In the 12 months prior, Blairgowrie had been the star performer, where land prices hovered around $1,500 per sqm. Fast forward to the middle of 2021 and land prices had surpassed 2,000 per sqm. This level now challenged Sorrento and consequently, buyer depth dropped away. The ripple effect meant that priced-out buyers were now looking at Tyrone Foreshore in Rye for some price relief whilst still having proximity to the quieter beaches and village.
St Andrews Beach and Portsea are perennial short supply markets and had come off long periods of subdued growth, therefore were due to catch up, but I don’t think anyone predicted the level that buyers were prepared to push prices. I’ll go over some specific results in the local market wraps below, but so far as to say that agents had all sorts of trouble quoting listings going to auction.
As we came out of our snap 7-day lockdown that lasted 12 weeks, overhanging properties were once again snapped up quickly and any hopes of more balanced supply were quashed when new listings only came through in dribs and drabs. As we approach the end of the year, buyer enquiries have dropped off according to most agents I have spoken to, and there’s a feeling of a more balanced status quo.
Enter Omicron, a new strain to test the market a third time. We saw the Alpha and then Delta variants have a positive effect on buyer demand, will we see this again in the new year? Enter the current inflation problem and mortgage fixed rate increases, which always signal the banks’ view on what the RBA will do in the future. Also enter the Federal Election, which has a history of cooling property markets. Will we see the market continue to grow, or have we now reached a ceiling? Which way will it go from here?
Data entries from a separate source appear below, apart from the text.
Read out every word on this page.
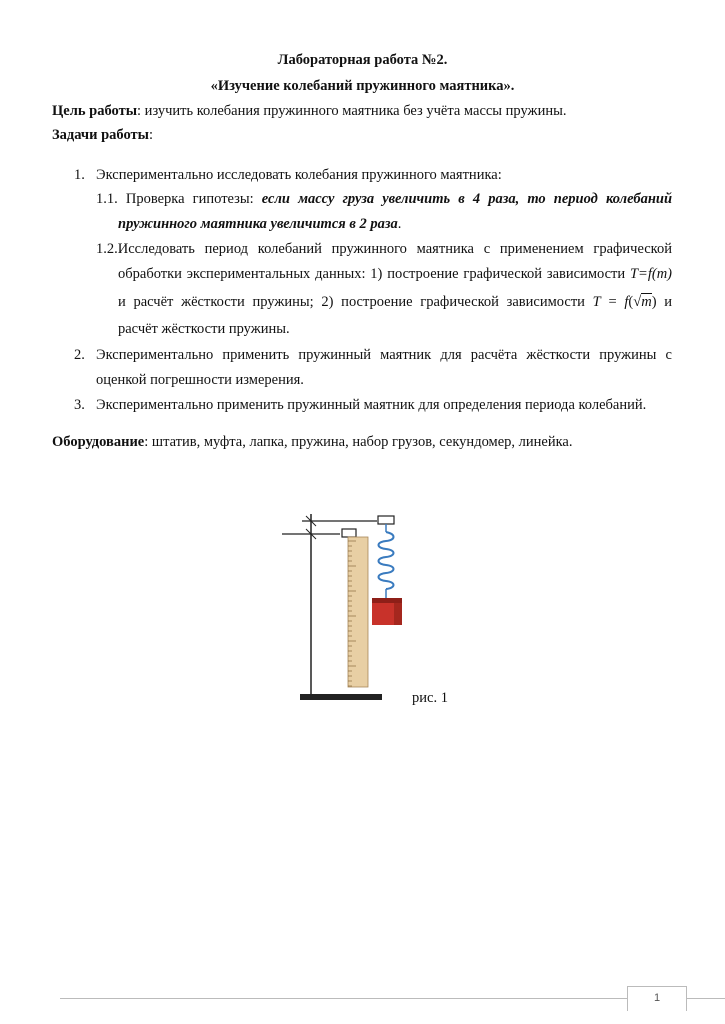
Лабораторная работа №2.
«Изучение колебаний пружинного маятника».
Цель работы: изучить колебания пружинного маятника без учёта массы пружины.
Задачи работы:
1. Экспериментально исследовать колебания пружинного маятника:
1.1. Проверка гипотезы: если массу груза увеличить в 4 раза, то период колебаний
пружинного маятника увеличится в 2 раза.
1.2.Исследовать период колебаний пружинного маятника с применением графической
обработки экспериментальных данных: 1) построение графической зависимости T=f(m)
и расчёт жёсткости пружины; 2) построение графической зависимости T = f(√m) и
расчёт жёсткости пружины.
2. Экспериментально применить пружинный маятник для расчёта жёсткости пружины с
оценкой погрешности измерения.
3. Экспериментально применить пружинный маятник для определения периода колебаний.
Оборудование: штатив, муфта, лапка, пружина, набор грузов, секундомер, линейка.
рис. 1
1
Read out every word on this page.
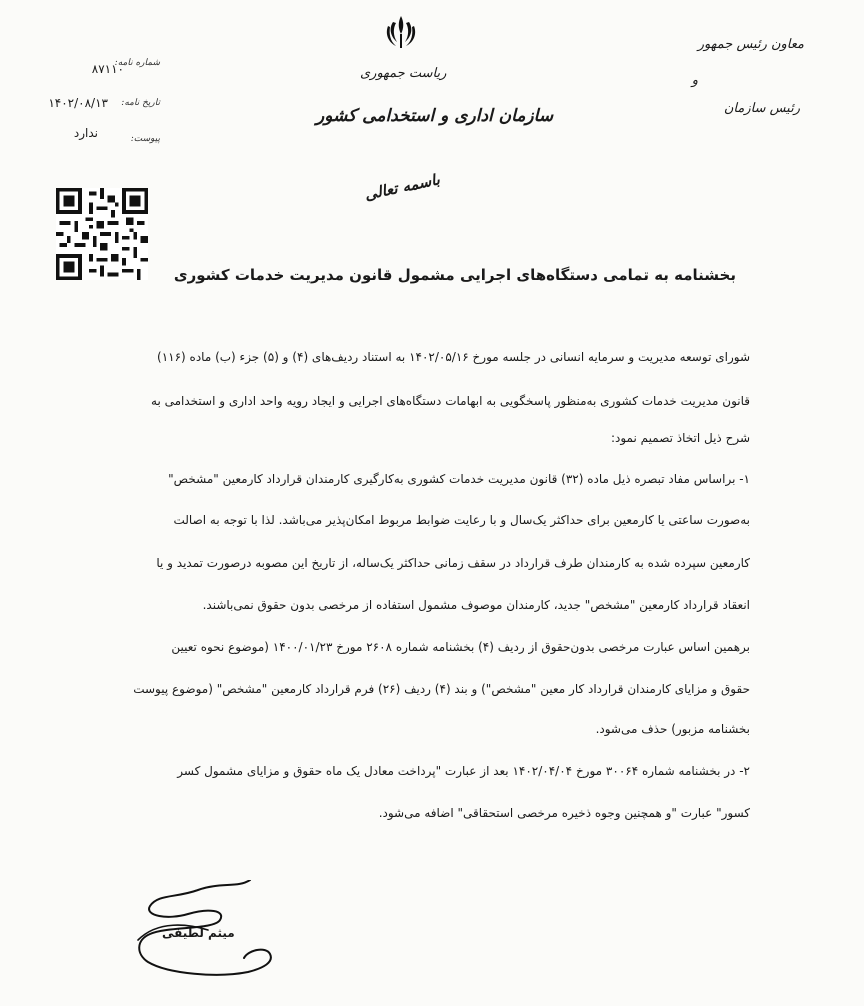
معاون رئیس جمهور
و
رئیس سازمان
ریاست جمهوری
سازمان اداری و استخدامی کشور
باسمه تعالی
شماره نامه:
تاریخ نامه:
پیوست:
۸۷۱۱۰
۱۴۰۲/۰۸/۱۳
ندارد
بخشنامه به تمامی دستگاه‌های اجرایی مشمول قانون مدیریت خدمات کشوری
شورای توسعه مدیریت و سرمایه انسانی در جلسه مورخ ۱۴۰۲/۰۵/۱۶ به استناد ردیف‌های (۴) و (۵) جزء (ب) ماده (۱۱۶)
قانون مدیریت خدمات کشوری به‌منظور پاسخگویی به ابهامات دستگاه‌های اجرایی و ایجاد رویه واحد اداری و استخدامی به
شرح ذیل اتخاذ تصمیم نمود:
۱- براساس مفاد تبصره ذیل ماده (۳۲) قانون مدیریت خدمات کشوری به‌کارگیری کارمندان قرارداد کارمعین "مشخص"
به‌صورت ساعتی یا کارمعین برای حداکثر یک‌سال و با رعایت ضوابط مربوط امکان‌پذیر می‌باشد. لذا با توجه به اصالت
کارمعین سپرده شده به کارمندان طرف قرارداد در سقف زمانی حداکثر یک‌ساله، از تاریخ این مصوبه درصورت تمدید و یا
انعقاد قرارداد کارمعین "مشخص" جدید، کارمندان موصوف مشمول استفاده از مرخصی بدون حقوق نمی‌باشند.
برهمین اساس عبارت مرخصی بدون‌حقوق از ردیف (۴) بخشنامه شماره ۲۶۰۸ مورخ ۱۴۰۰/۰۱/۲۳ (موضوع نحوه تعیین
حقوق و مزایای کارمندان قرارداد کار معین "مشخص") و بند (۴) ردیف (۲۶) فرم قرارداد کارمعین "مشخص" (موضوع پیوست
بخشنامه مزبور) حذف می‌شود.
۲- در بخشنامه شماره ۳۰۰۶۴ مورخ ۱۴۰۲/۰۴/۰۴ بعد از عبارت "پرداخت معادل یک ماه حقوق و مزایای مشمول کسر
کسور" عبارت "و همچنین وجوه ذخیره مرخصی استحقاقی" اضافه می‌شود.
میثم لطیفی
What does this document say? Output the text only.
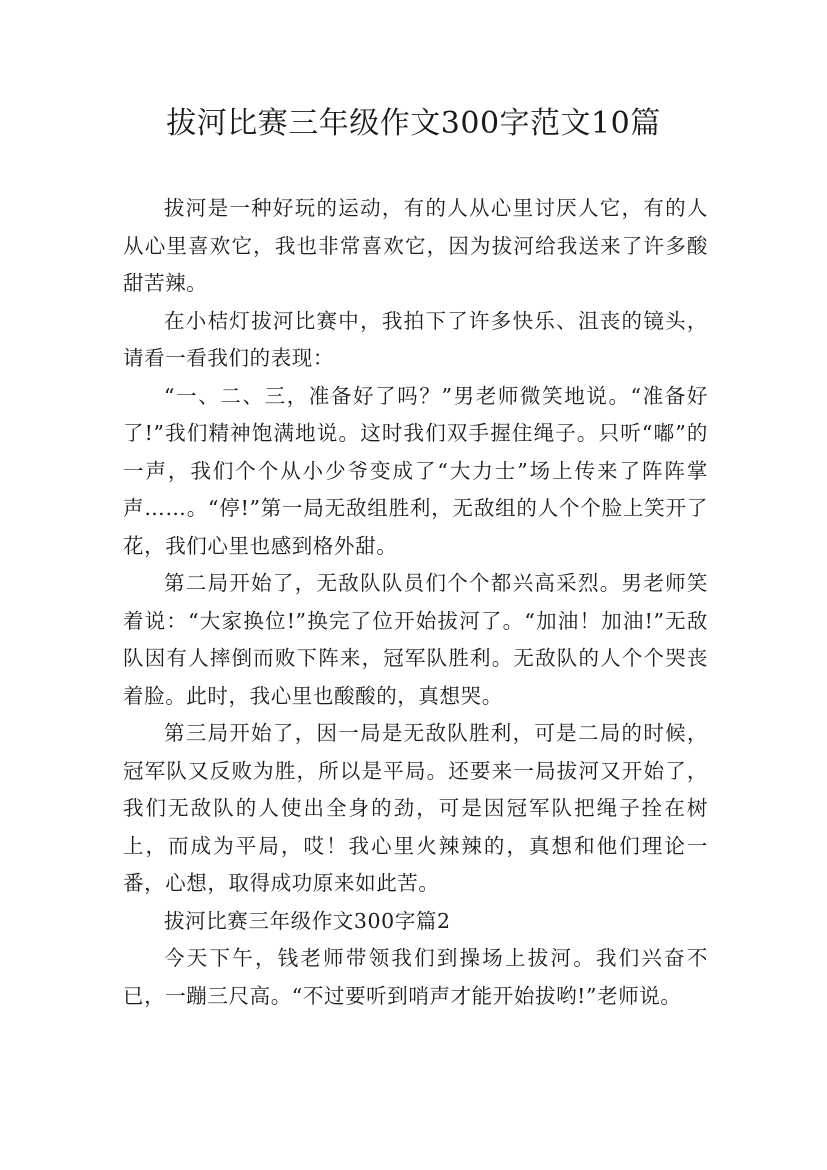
拔河比赛三年级作文300字范文10篇

拔河是一种好玩的运动，有的人从心里讨厌人它，有的人从心里喜欢它，我也非常喜欢它，因为拔河给我送来了许多酸甜苦辣。

在小桔灯拔河比赛中，我拍下了许多快乐、沮丧的镜头，请看一看我们的表现：

“一、二、三，准备好了吗？”男老师微笑地说。“准备好了!”我们精神饱满地说。这时我们双手握住绳子。只听“嘟”的一声，我们个个从小少爷变成了“大力士”场上传来了阵阵掌声……。“停!”第一局无敌组胜利，无敌组的人个个脸上笑开了花，我们心里也感到格外甜。

第二局开始了，无敌队队员们个个都兴高采烈。男老师笑着说：“大家换位!”换完了位开始拔河了。“加油！加油!”无敌队因有人摔倒而败下阵来，冠军队胜利。无敌队的人个个哭丧着脸。此时，我心里也酸酸的，真想哭。

第三局开始了，因一局是无敌队胜利，可是二局的时候，冠军队又反败为胜，所以是平局。还要来一局拔河又开始了，我们无敌队的人使出全身的劲，可是因冠军队把绳子拴在树上，而成为平局，哎！我心里火辣辣的，真想和他们理论一番，心想，取得成功原来如此苦。

拔河比赛三年级作文300字篇2

今天下午，钱老师带领我们到操场上拔河。我们兴奋不已，一蹦三尺高。“不过要听到哨声才能开始拔哟!”老师说。
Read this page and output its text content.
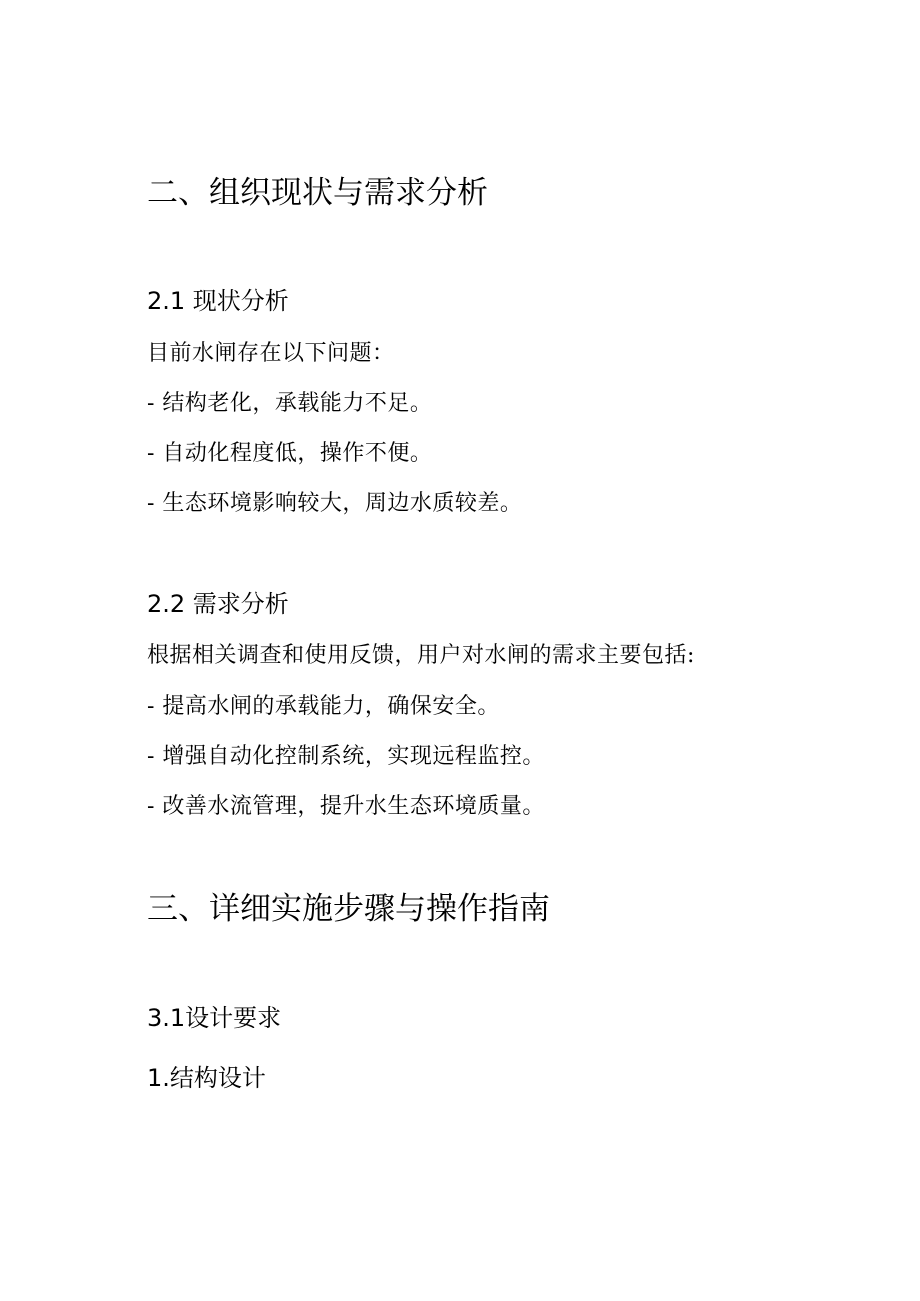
二、组织现状与需求分析
2.1 现状分析
目前水闸存在以下问题：
- 结构老化，承载能力不足。
- 自动化程度低，操作不便。
- 生态环境影响较大，周边水质较差。
2.2 需求分析
根据相关调查和使用反馈，用户对水闸的需求主要包括:
- 提高水闸的承载能力，确保安全。
- 增强自动化控制系统，实现远程监控。
- 改善水流管理，提升水生态环境质量。
三、详细实施步骤与操作指南
3.1设计要求
1.结构设计
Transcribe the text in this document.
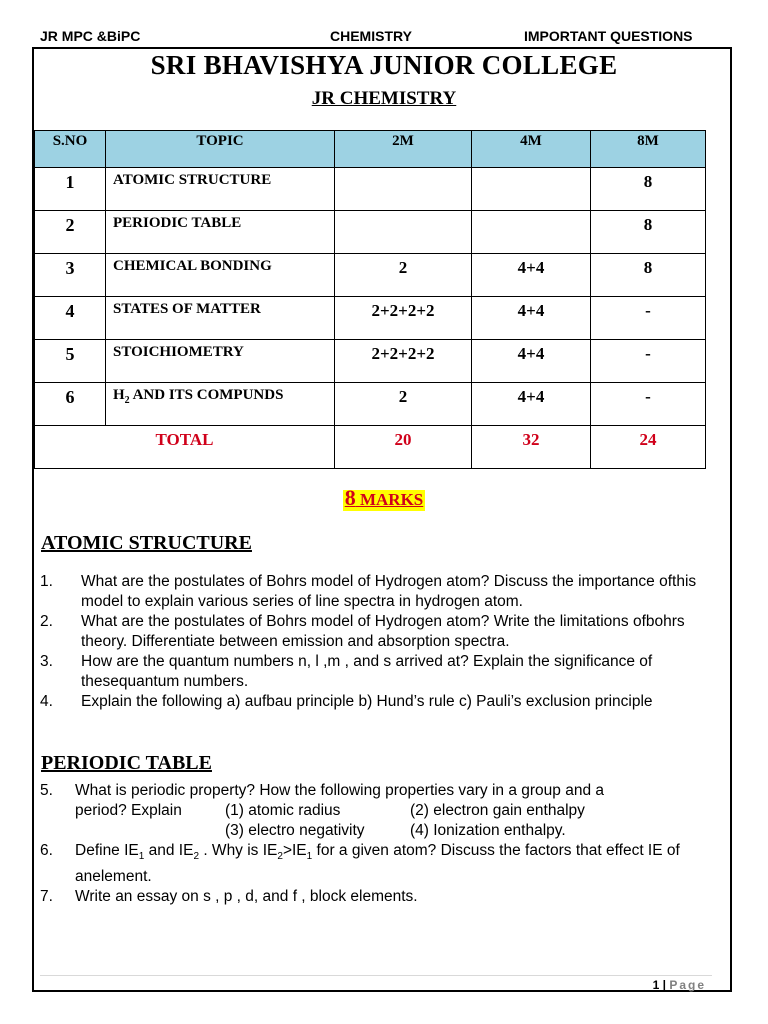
JR MPC &BiPC	CHEMISTRY	IMPORTANT QUESTIONS
SRI BHAVISHYA JUNIOR COLLEGE
JR CHEMISTRY
S.NO	TOPIC	2M	4M	8M
1	ATOMIC STRUCTURE			8
2	PERIODIC TABLE			8
3	CHEMICAL BONDING	2	4+4	8
4	STATES OF MATTER	2+2+2+2	4+4	-
5	STOICHIOMETRY	2+2+2+2	4+4	-
6	$H_2$ AND ITS COMPUNDS	2	4+4	-
TOTAL		20	32	24
8 MARKS
ATOMIC STRUCTURE
1. What are the postulates of Bohrs model of Hydrogen atom? Discuss the importance ofthis model to explain various series of line spectra in hydrogen atom.
2. What are the postulates of Bohrs model of Hydrogen atom? Write the limitations ofbohrs theory. Differentiate between emission and absorption spectra.
3. How are the quantum numbers n, l ,m , and s arrived at? Explain the significance of thesequantum numbers.
4. Explain the following a) aufbau principle b) Hund’s rule c) Pauli’s exclusion principle
PERIODIC TABLE
5. What is periodic property? How the following properties vary in a group and a
period? Explain	(1) atomic radius	(2) electron gain enthalpy
(3) electro negativity	(4) Ionization enthalpy.
6. Define $IE_1$ and $IE_2$ . Why is $IE_2>IE_1$ for a given atom? Discuss the factors that effect IE of anelement.
7. Write an essay on s , p , d, and f , block elements.
1 | Page
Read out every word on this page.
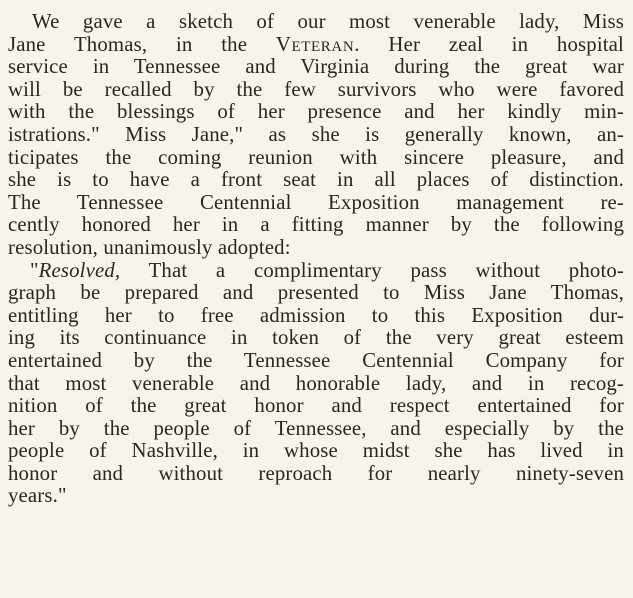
We gave a sketch of our most venerable lady, Miss
Jane Thomas, in the Veteran. Her zeal in hospital
service in Tennessee and Virginia during the great war
will be recalled by the few survivors who were favored
with the blessings of her presence and her kindly min-
istrations." Miss Jane," as she is generally known, an-
ticipates the coming reunion with sincere pleasure, and
she is to have a front seat in all places of distinction.
The Tennessee Centennial Exposition management re-
cently honored her in a fitting manner by the following
resolution, unanimously adopted:
"Resolved, That a complimentary pass without photo-
graph be prepared and presented to Miss Jane Thomas,
entitling her to free admission to this Exposition dur-
ing its continuance in token of the very great esteem
entertained by the Tennessee Centennial Company for
that most venerable and honorable lady, and in recog-
nition of the great honor and respect entertained for
her by the people of Tennessee, and especially by the
people of Nashville, in whose midst she has lived in
honor and without reproach for nearly ninety-seven
years."
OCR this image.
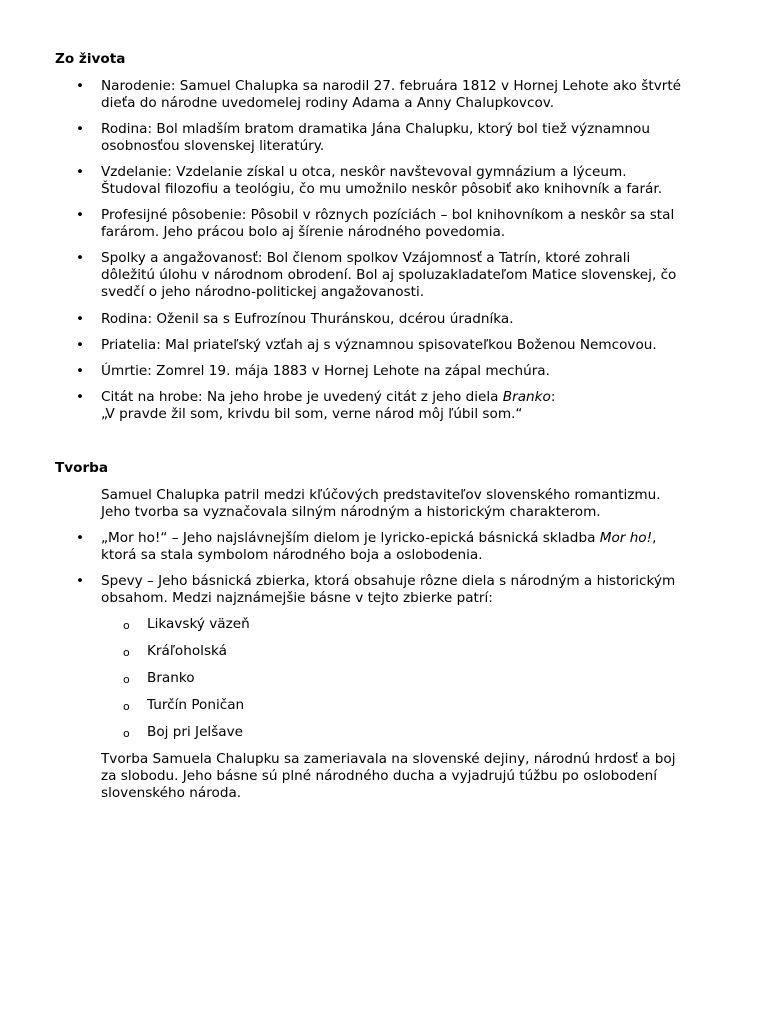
Zo života
• Narodenie: Samuel Chalupka sa narodil 27. februára 1812 v Hornej Lehote ako štvrté
dieťa do národne uvedomelej rodiny Adama a Anny Chalupkovcov.
• Rodina: Bol mladším bratom dramatika Jána Chalupku, ktorý bol tiež významnou
osobnosťou slovenskej literatúry.
• Vzdelanie: Vzdelanie získal u otca, neskôr navštevoval gymnázium a lýceum.
Študoval filozofiu a teológiu, čo mu umožnilo neskôr pôsobiť ako knihovník a farár.
• Profesijné pôsobenie: Pôsobil v rôznych pozíciách – bol knihovníkom a neskôr sa stal
farárom. Jeho prácou bolo aj šírenie národného povedomia.
• Spolky a angažovanosť: Bol členom spolkov Vzájomnosť a Tatrín, ktoré zohrali
dôležitú úlohu v národnom obrodení. Bol aj spoluzakladateľom Matice slovenskej, čo
svedčí o jeho národno-politickej angažovanosti.
• Rodina: Oženil sa s Eufrozínou Thuránskou, dcérou úradníka.
• Priatelia: Mal priateľský vzťah aj s významnou spisovateľkou Boženou Nemcovou.
• Úmrtie: Zomrel 19. mája 1883 v Hornej Lehote na zápal mechúra.
• Citát na hrobe: Na jeho hrobe je uvedený citát z jeho diela Branko:
„V pravde žil som, krivdu bil som, verne národ môj ľúbil som.“
Tvorba
Samuel Chalupka patril medzi kľúčových predstaviteľov slovenského romantizmu.
Jeho tvorba sa vyznačovala silným národným a historickým charakterom.
• „Mor ho!“ – Jeho najslávnejším dielom je lyricko-epická básnická skladba Mor ho!,
ktorá sa stala symbolom národného boja a oslobodenia.
• Spevy – Jeho básnická zbierka, ktorá obsahuje rôzne diela s národným a historickým
obsahom. Medzi najznámejšie básne v tejto zbierke patrí:
o Likavský väzeň
o Kráľoholská
o Branko
o Turčín Poničan
o Boj pri Jelšave
Tvorba Samuela Chalupku sa zameriavala na slovenské dejiny, národnú hrdosť a boj
za slobodu. Jeho básne sú plné národného ducha a vyjadrujú túžbu po oslobodení
slovenského národa.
As we can see in the PropTrack weekly searches index (replacing the REA demand indicator) we can see the activity from buyers across the last quarter of the year for the past 3 years. The trend in 2019 was a balanced market, the last quarter of 2020 was a high demand market, and finally this year in 2021, the buyer demand has trended down to finish the year at the same demand levels as 2019. Could this be the signal that we’ve now returned to a balanced market? As I had written in my mid-year update, I believed the top of the market was reached in March/April, and this can be seen where I have circled the peak of the search demand. Yes, we were subjected to lockdown for 3 months during winter, but the drop in demand from April to July was evident that buyers were starting to keep their hands in their pockets.